Bolts fans will remember Vinny Lecavalier fighting Jarome Iginla during the ’04 Stanley Cup finals, but did Tampa Bay or Calgary really want to risk losing either one of them to an injury just to make a statement?
And while no one who appreciates great hockey wants to witness a thug taking out another team’s franchise player with a dirty hit to the head, fighting has been a part of the sport since its inception.
Let’s be clear now that headhunting and hockey fighting isn’t one and the same thing. And that’s why only 53% of the 237 NHLPA members who voted in a 2012 survey wanted to keep the instigator rule, down 13% from the year before.
Human nature is always going to make fighting a part of hockey. It’s just the way it is; you take advantage of our star player, you’re going to pay for it. Fights can also serve as a momentum-changer in a close game that’s not going your way.

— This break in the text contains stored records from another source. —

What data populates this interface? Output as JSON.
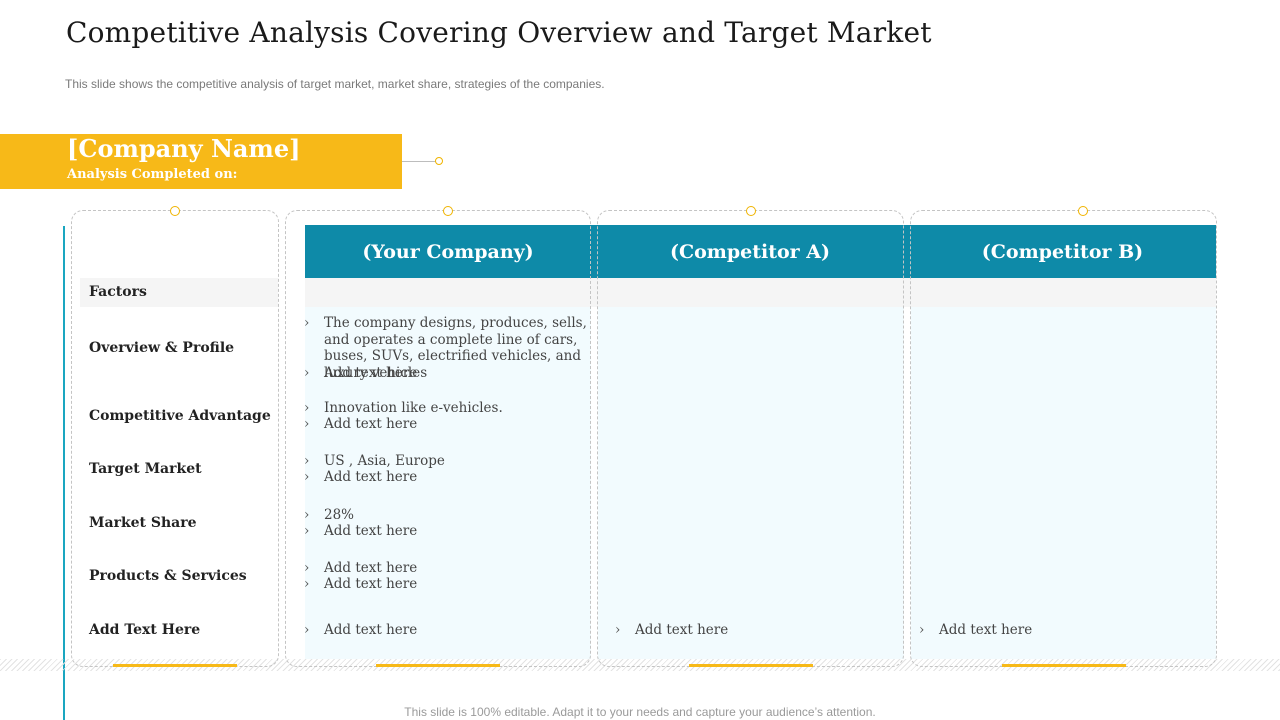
{
  "slide": {
    "title": "Competitive Analysis Covering Overview and Target Market",
    "subtitle": "This slide shows the competitive analysis of target market, market share, strategies of the companies.",
    "footer": "This slide is 100% editable. Adapt it to your needs and capture your audience’s attention."
  },
  "banner": {
    "company_name": "[Company Name]",
    "analysis_completed": "Analysis Completed on:"
  },
  "columns": {
    "your_company": "(Your Company)",
    "competitor_a": "(Competitor A)",
    "competitor_b": "(Competitor B)"
  },
  "factors": {
    "header": "Factors",
    "overview": "Overview & Profile",
    "advantage": "Competitive Advantage",
    "target": "Target Market",
    "share": "Market Share",
    "products": "Products & Services",
    "addtext": "Add Text Here"
  },
  "your_company": {
    "overview_1": "The company designs, produces, sells, and operates a complete line of cars, buses, SUVs, electrified vehicles, and luxury vehicles",
    "overview_2": "Add text here",
    "advantage_1": "Innovation like e-vehicles.",
    "advantage_2": "Add text here",
    "target_1": "US , Asia, Europe",
    "target_2": "Add text here",
    "share_1": "28%",
    "share_2": "Add text here",
    "products_1": "Add text here",
    "products_2": "Add text here",
    "addtext_1": "Add text here"
  },
  "competitor_a": {
    "addtext_1": "Add text here"
  },
  "competitor_b": {
    "addtext_1": "Add text here"
  },
  "colors": {
    "accent_yellow": "#f7b918",
    "header_teal": "#0e8aa8",
    "side_teal": "#1aa6c0"
  }
}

And, heck, if we’re getting humiliated 5-0 in the first period, I just might be in a crummy mood and want to take a whack at the first opposing jersey I see.
If I’m a coach, though, I don’t want a player who can’t do anything for my team except drop his gloves. What I want is a bench of highly intense players who will use their skills and passion for winning to do whatever it takes for sixty minutes and earn the two points. If a fight happens, so be it.
What do you think? Do teams need a designated thug as an insurance policy for their better players? Or does the no clutch, no-grab new NHL demand that teams discover better ways to settle their differences?